Feel free to optimize

, tough I don't think there's much you can optimize

Post by **Dwedit** » Tue 28 Aug, 2007 5:38 pm

The one I've been using for a while: (run flag is fixed to $91, some SMC should take care of that)

Code: Select all

DispRLE:
    ld a, (hl)
    cp $91
    jr z, DispRLERun
    ldi
DispRLEC:
    ret po
    jr DispRLE
DispRLERun:
    inc hl
    inc hl
    ld a, (hl)
DispRLERunL:
    dec hl
    dec a
    ldi
    ret po
    jr nz, DispRLERunL
    inc hl
    jr DispRLEC

driesguldolf · Post by **driesguldolf** » Tue 28 Aug, 2007 7:32 pm

On a first look, it looks faster (The run decode part) tough I would change this:

Code: Select all

DispRLEC:
   ret po        ; [5/11]
   jr DispRLE     ; [12] (or [10] with jp)

in

Code: Select all

DispRLEC:
   jp pe, DispRLE    ; [10]
   ret     ; [10]

Saves 5/7 clocks per non-run byte (if you use jp)

Anyway, I don't think mine will ever be as fast as yours. You have A free to use and I don't. Guess it's a trade-of.

EDIT 1: on a second look: my routine will be faster with not so many (but large) runs. My routine cannot handle data ending with a run, but the workaround will only increases the data with one byte.

EDIT 2: on a third look: I've no idea wich one is the fastest, probabely you, 'cuz you are a far better programmer then me (or you're just a tad more famous then me

)

Timendus · Post by **Timendus** » Sun 09 Sep, 2007 2:07 pm

Just run them a few thousand times, then...

driesguldolf · Post by **driesguldolf** » Tue 11 Sep, 2007 7:57 pm

Well... A rle routine is supposed to be optimzed for size

I think they both have pluspoints and downsides: Mine's better when you really want to execute it from flash memory and you want to be able to change the runflag, but yours is smaller [21~22 bytes] if I dont mind having to use the same runflag all the time or if you execute it from RAM

EDIT: another downside of your routine is that you must know how large the uncompressed data is, though it shouldn't be hard to adopt it (I think)

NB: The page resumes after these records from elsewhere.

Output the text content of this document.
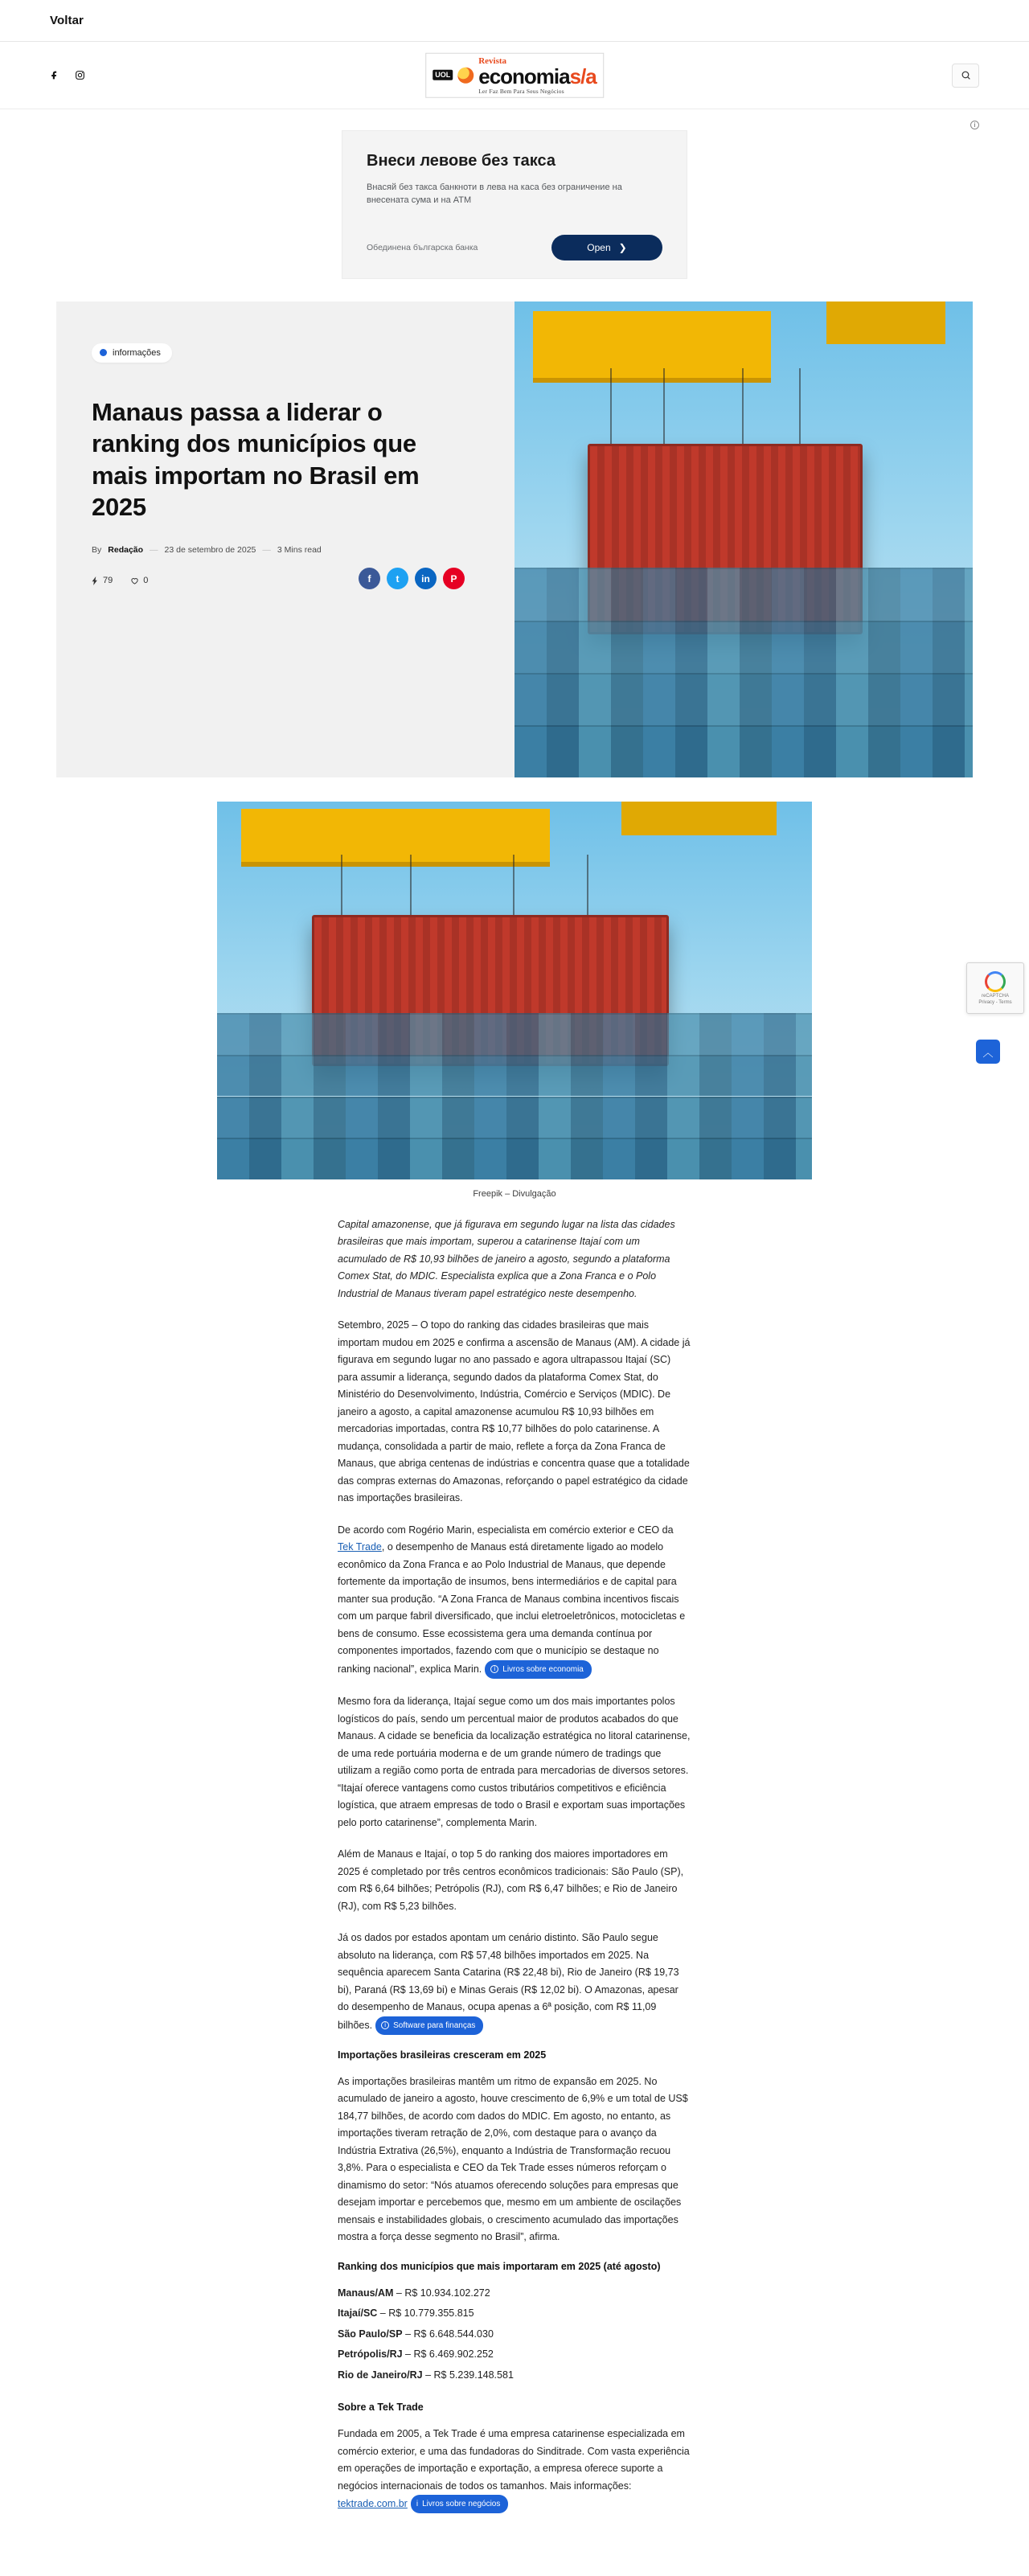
Voltar
UOL
Revista
economias/a
Ler Faz Bem Para Seus Negócios
i
Внеси левове без такса
Внасяй без такса банкноти в лева на каса без ограничение на внесената сума и на ATM
Обединена българска банка	Open ❯
informações
Manaus passa a liderar o ranking dos municípios que mais importam no Brasil em 2025
By Redação — 23 de setembro de 2025 — 3 Mins read
79	0	f	t	in	P
Freepik – Divulgação

Capital amazonense, que já figurava em segundo lugar na lista das cidades brasileiras que mais importam, superou a catarinense Itajaí com um acumulado de R$ 10,93 bilhões de janeiro a agosto, segundo a plataforma Comex Stat, do MDIC. Especialista explica que a Zona Franca e o Polo Industrial de Manaus tiveram papel estratégico neste desempenho.

Setembro, 2025 – O topo do ranking das cidades brasileiras que mais importam mudou em 2025 e confirma a ascensão de Manaus (AM). A cidade já figurava em segundo lugar no ano passado e agora ultrapassou Itajaí (SC) para assumir a liderança, segundo dados da plataforma Comex Stat, do Ministério do Desenvolvimento, Indústria, Comércio e Serviços (MDIC). De janeiro a agosto, a capital amazonense acumulou R$ 10,93 bilhões em mercadorias importadas, contra R$ 10,77 bilhões do polo catarinense. A mudança, consolidada a partir de maio, reflete a força da Zona Franca de Manaus, que abriga centenas de indústrias e concentra quase que a totalidade das compras externas do Amazonas, reforçando o papel estratégico da cidade nas importações brasileiras.

De acordo com Rogério Marin, especialista em comércio exterior e CEO da Tek Trade, o desempenho de Manaus está diretamente ligado ao modelo econômico da Zona Franca e ao Polo Industrial de Manaus, que depende fortemente da importação de insumos, bens intermediários e de capital para manter sua produção. “A Zona Franca de Manaus combina incentivos fiscais com um parque fabril diversificado, que inclui eletroeletrônicos, motocicletas e bens de consumo. Esse ecossistema gera uma demanda contínua por componentes importados, fazendo com que o município se destaque no ranking nacional”, explica Marin.	i Livros sobre economia

Mesmo fora da liderança, Itajaí segue como um dos mais importantes polos logísticos do país, sendo um percentual maior de produtos acabados do que Manaus. A cidade se beneficia da localização estratégica no litoral catarinense, de uma rede portuária moderna e de um grande número de tradings que utilizam a região como porta de entrada para mercadorias de diversos setores. “Itajaí oferece vantagens como custos tributários competitivos e eficiência logística, que atraem empresas de todo o Brasil e exportam suas importações pelo porto catarinense”, complementa Marin.

Além de Manaus e Itajaí, o top 5 do ranking dos maiores importadores em 2025 é completado por três centros econômicos tradicionais: São Paulo (SP), com R$ 6,64 bilhões; Petrópolis (RJ), com R$ 6,47 bilhões; e Rio de Janeiro (RJ), com R$ 5,23 bilhões.

Já os dados por estados apontam um cenário distinto. São Paulo segue absoluto na liderança, com R$ 57,48 bilhões importados em 2025. Na sequência aparecem Santa Catarina (R$ 22,48 bi), Rio de Janeiro (R$ 19,73 bi), Paraná (R$ 13,69 bi) e Minas Gerais (R$ 12,02 bi). O Amazonas, apesar do desempenho de Manaus, ocupa apenas a 6ª posição, com R$ 11,09 bilhões.	i Software para finanças

Importações brasileiras cresceram em 2025

As importações brasileiras mantêm um ritmo de expansão em 2025. No acumulado de janeiro a agosto, houve crescimento de 6,9% e um total de US$ 184,77 bilhões, de acordo com dados do MDIC. Em agosto, no entanto, as importações tiveram retração de 2,0%, com destaque para o avanço da Indústria Extrativa (26,5%), enquanto a Indústria de Transformação recuou 3,8%. Para o especialista e CEO da Tek Trade esses números reforçam o dinamismo do setor: “Nós atuamos oferecendo soluções para empresas que desejam importar e percebemos que, mesmo em um ambiente de oscilações mensais e instabilidades globais, o crescimento acumulado das importações mostra a força desse segmento no Brasil”, afirma.

Ranking dos municípios que mais importaram em 2025 (até agosto)

Manaus/AM – R$ 10.934.102.272

Itajaí/SC – R$ 10.779.355.815

São Paulo/SP – R$ 6.648.544.030

Petrópolis/RJ – R$ 6.469.902.252

Rio de Janeiro/RJ – R$ 5.239.148.581

Sobre a Tek Trade

Fundada em 2005, a Tek Trade é uma empresa catarinense especializada em comércio exterior, e uma das fundadoras do Sinditrade. Com vasta experiência em operações de importação e exportação, a empresa oferece suporte a negócios internacionais de todos os tamanhos. Mais informações: tektrade.com.br i Livros sobre negócios

reCAPTCHA
Privacy - Terms
︿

But on the optimize for size part I'd get away from the classic model where the routine has to start on the first line:

Code: Select all

DispRLERun:
    inc hl
    inc hl
    ld a, (hl)
DispRLERunL:
    dec hl
    dec a
    ldi
    ret po
    jr nz, DispRLERunL
    inc hl
    ret po ; I'm not sure why you really want this instruction here
DispRLE:
    ld a, (hl)
    cp $91
    jr z, DispRLERun
    ldi
    ret po
    jr DispRLE

Saved 1 byte, if my assumptions are true then I saved another one

wow... I actually improved a staff member's code! I feel good, tadadadada

King Harold · Post by **King Harold** » Tue 11 Sep, 2007 8:10 pm

I think you can safely take out that RET PO that you aren't sure about, PO can not be true because you can only arrive at that point by passing through the RET PO above it, and there is nothing in between that can alter the P/V flag.

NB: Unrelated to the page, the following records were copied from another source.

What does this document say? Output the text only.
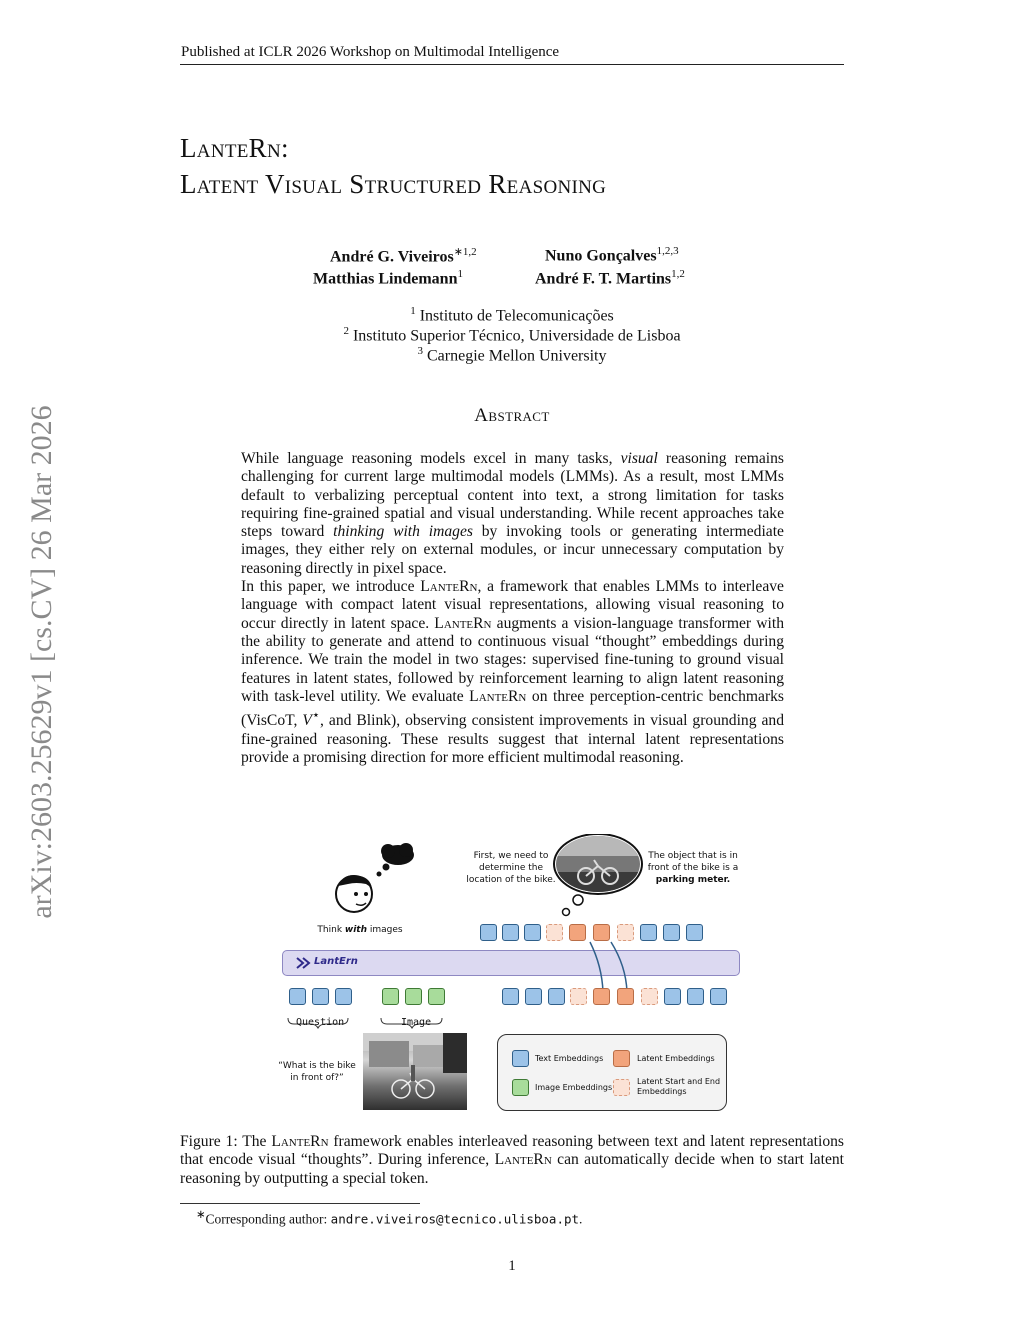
arXiv:2603.25629v1 [cs.CV] 26 Mar 2026
Published at ICLR 2026 Workshop on Multimodal Intelligence
LanteRn:
Latent Visual Structured Reasoning
André G. Viveiros$^{∗1,2}$	Nuno Gonçalves$^{1,2,3}$
Matthias Lindemann$^1$	André F. T. Martins$^{1,2}$
$^1$ Instituto de Telecomunicações
$^2$ Instituto Superior Técnico, Universidade de Lisboa
$^3$ Carnegie Mellon University
Abstract

While language reasoning models excel in many tasks, visual reasoning remains challenging for current large multimodal models (LMMs). As a result, most LMMs default to verbalizing perceptual content into text, a strong limitation for tasks requiring fine-grained spatial and visual understanding. While recent approaches take steps toward thinking with images by invoking tools or generating intermediate images, they either rely on external modules, or incur unnecessary computation by reasoning directly in pixel space.

In this paper, we introduce LanteRn, a framework that enables LMMs to interleave language with compact latent visual representations, allowing visual reasoning to occur directly in latent space. LanteRn augments a vision-language transformer with the ability to generate and attend to continuous visual “thought” embeddings during inference. We train the model in two stages: supervised fine-tuning to ground visual features in latent states, followed by reinforcement learning to align latent reasoning with task-level utility. We evaluate LanteRn on three perception-centric benchmarks (VisCoT, V⋆, and Blink), observing consistent improvements in visual grounding and fine-grained reasoning. These results suggest that internal latent representations provide a promising direction for more efficient multimodal reasoning.

Think with images
First, we need to determine the location of the bike.
The object that is in front of the bike is a parking meter.
LantErn
Question	Image
“What is the bike in front of?”
Text Embeddings	Latent Embeddings
Image Embeddings
Latent Start and End Embeddings
Figure 1: The LanteRn framework enables interleaved reasoning between text and latent representations that encode visual “thoughts”. During inference, LanteRn can automatically decide when to start latent reasoning by outputting a special token.
∗Corresponding author: andre.viveiros@tecnico.ulisboa.pt.
1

driesguldolf · Post by **driesguldolf** » Tue 11 Sep, 2007 8:21 pm

Yeah, I tought so, but I kept it becuase it is in the original code (and whatever a staff member says is said to be true...

)

kalan_vod · Post by **kalan_vod** » Tue 11 Sep, 2007 8:55 pm

driesguldolf wrote:Yeah, I tought so, but I kept it becuase it is in the original code (and whatever a staff member says is said to be true... )

Well, you have to realize that it may be out of practice (him not working with calcs much these days).

Post by **tr1p1ea** » Tue 11 Sep, 2007 10:43 pm

Dwedit didnt write that routine, its a very old one thats been getting around (note that he said he had been 'using' it). Its a routine that worked and no-one ever cared about optimising it. So dont question him again.

King Harold · Post by **King Harold** » Wed 12 Sep, 2007 6:12 pm

I've never seen dwedit make a mistake..

anyway,

driesgudolf wrote:EDIT: another downside of your routine is that you must know how large the uncompressed data is, though it shouldn't be hard to adopt it (I think)

You won't want to do that. That would make buffer-overflow far too easy to occur. Which is, IMO, more important than the 2 bytes you save by not having to store the uncompressed length.
I probably do not have to explain in how many ways buffer-overflow can be harmful.

edit: "length of the uncompressed data" is really "buffer length", if the data doesn't fit into it completely it's better to stop than to overflow the buffer.